According to one line of thinking, if you deprive your kids of the things they want, if you demonize those desires, they will obsess over them and eventually become that which you most feared. No TV? Your kid is destined to be an obese couch potato (hey, at least you won’t have to blow your Saturdays at the soccer field). Banning Barbies, Bratz, and Club Libby Lu makeovers? You might as well change your daughter’s name to Jamie Lynn or Britney because it’s obvious where she’s headed and it’s not going to be Yale. (I’m not sure how drugs, alcohol, and contraception factor into this equation, and as the mother of a 4-year-old and a 1-year-old, I’m hoping I have a good decade before I need to think about it.)

But my Trix-free childhood didn’t turn me into an overweight sugar freak with rotten teeth and jangly nerves, and eventually I even expanded my college diet to include tuna sandwiches and knishes. So maybe my parents’ approach — to be fairly loosey-goosey in all things except one — isn’t so crazy.

With my own kids, cereal is not the problem. Now that we have so many expensive “naturally flavored” organic options at our disposal, we can serve Peanut Butter Bumpers and Honey Rice Puffins — which to my discerning palate taste just like Cap’n Crunch — and still feel like responsible parents. Candy is the issue in my house, for all the obvious reasons: It’s devoid of nutritional value, causes cavities, and has a way of turning my benevolent preschooler into a relentless sociopath. Once again, thanks to Whole Foods, we can ply our children with organic lollypops, sugar-free gummies, and molasses-sweetened black licorice imported from Finland. And our small fry might be totally content with that “sugar” fix — until they attend a preschool that bans cupcakes from birthday parties and Lunchables from lunchboxes, but can’t seem to stem the flow of corn-syrup-laden confections into backpacks during all the key
candy-centric holidays.

To be fair, our preschool doesn’t sanction any Halloween celebrating beyond staging photo ops in the pumpkin patch. But, of course, we trick or treat, and while I was able to surreptitiously dispose of my daughter’s booty with relative ease when she was 2 or 3 (“Candy? Oh, the dogs ate it — bad dogs!”), as the years go by it gets more challenging to trick her out of her treats. So just when I’ve rid my pantry of granite-hard Mary Janes, the school Christmas parties are upon me, and when the last green and red M&M has been negotiated for and eaten, I’m facing down Valentine’s Day. At some point, Valentine’s Day must’ve become a bigger boon to the candy industry than Halloween because we’re still dickering over the straggling Sweethearts and Kisses just as I’m being inundated with Peeps and foul-yolked Cadbury Creme Eggs.

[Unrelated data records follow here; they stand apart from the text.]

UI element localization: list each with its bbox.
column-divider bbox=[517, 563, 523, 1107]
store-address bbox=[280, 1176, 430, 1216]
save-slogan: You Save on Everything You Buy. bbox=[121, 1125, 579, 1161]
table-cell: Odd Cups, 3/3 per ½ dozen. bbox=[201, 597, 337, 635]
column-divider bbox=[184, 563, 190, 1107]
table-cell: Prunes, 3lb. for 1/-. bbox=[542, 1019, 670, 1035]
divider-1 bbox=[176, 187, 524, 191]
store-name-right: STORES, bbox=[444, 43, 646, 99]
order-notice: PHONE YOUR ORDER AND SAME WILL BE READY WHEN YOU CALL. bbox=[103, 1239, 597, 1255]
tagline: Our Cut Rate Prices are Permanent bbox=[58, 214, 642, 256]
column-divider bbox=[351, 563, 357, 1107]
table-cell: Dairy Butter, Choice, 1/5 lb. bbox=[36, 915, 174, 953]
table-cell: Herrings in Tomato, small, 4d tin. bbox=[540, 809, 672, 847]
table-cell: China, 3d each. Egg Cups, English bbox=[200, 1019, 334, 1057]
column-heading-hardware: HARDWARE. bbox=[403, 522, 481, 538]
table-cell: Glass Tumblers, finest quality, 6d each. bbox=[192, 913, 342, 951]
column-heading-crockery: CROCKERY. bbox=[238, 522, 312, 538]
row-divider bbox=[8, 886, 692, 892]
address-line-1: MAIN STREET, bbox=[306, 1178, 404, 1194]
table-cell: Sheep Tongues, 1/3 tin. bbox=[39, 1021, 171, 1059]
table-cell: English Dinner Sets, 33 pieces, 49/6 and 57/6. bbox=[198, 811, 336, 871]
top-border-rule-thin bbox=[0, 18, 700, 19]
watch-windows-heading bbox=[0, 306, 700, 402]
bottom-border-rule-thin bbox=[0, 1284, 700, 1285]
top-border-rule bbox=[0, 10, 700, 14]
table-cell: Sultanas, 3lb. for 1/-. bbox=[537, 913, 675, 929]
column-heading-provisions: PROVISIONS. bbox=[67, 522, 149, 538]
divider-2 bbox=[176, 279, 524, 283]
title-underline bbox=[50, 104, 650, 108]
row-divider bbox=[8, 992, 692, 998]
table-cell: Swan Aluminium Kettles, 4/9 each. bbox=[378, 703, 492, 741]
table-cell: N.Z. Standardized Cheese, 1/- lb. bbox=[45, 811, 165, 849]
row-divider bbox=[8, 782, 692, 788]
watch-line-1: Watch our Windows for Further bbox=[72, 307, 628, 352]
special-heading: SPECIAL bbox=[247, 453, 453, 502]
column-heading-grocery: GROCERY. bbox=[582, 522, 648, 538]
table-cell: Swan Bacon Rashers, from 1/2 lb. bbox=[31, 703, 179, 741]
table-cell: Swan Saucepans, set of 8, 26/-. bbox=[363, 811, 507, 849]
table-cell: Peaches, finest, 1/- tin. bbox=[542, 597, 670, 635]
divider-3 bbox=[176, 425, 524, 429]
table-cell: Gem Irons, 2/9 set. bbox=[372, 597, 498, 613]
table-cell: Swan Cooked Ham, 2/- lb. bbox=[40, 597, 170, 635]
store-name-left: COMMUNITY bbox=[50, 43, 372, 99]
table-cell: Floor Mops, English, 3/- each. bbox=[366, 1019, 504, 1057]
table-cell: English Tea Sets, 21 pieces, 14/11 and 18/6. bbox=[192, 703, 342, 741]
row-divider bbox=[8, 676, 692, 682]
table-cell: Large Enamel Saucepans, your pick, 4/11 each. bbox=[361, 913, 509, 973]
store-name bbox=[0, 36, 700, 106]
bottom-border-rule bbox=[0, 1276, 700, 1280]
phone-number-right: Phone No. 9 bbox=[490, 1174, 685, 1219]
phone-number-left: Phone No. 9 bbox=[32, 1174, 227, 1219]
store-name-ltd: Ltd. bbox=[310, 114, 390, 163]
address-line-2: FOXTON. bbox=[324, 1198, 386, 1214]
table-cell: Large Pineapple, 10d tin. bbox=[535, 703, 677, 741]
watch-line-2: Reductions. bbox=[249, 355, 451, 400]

We’d actually missed the school Easter party because we were traveling, but the teachers thoughtfully saved my daughter a dozen candy-filled eggs. Affixed to one of them was something called “The Jelly Bean Prayer,” a bizarre poem that seems to be making a case for the jelly bean’s significance in the Resurrection story (“Red is for the blood he gave … black is for the sin we made”). When no less an authority than Supreme Deity is sanctioning the consumption of jelly beans, I’m thinking maybe I should just accept that my crusade against candy is doomed, and move on. I mean, better jelly beans in the eggs than those unrecyclable plastic trinkets favored by candy-phobic parents but doubtless mass-produced in China by child labor, right?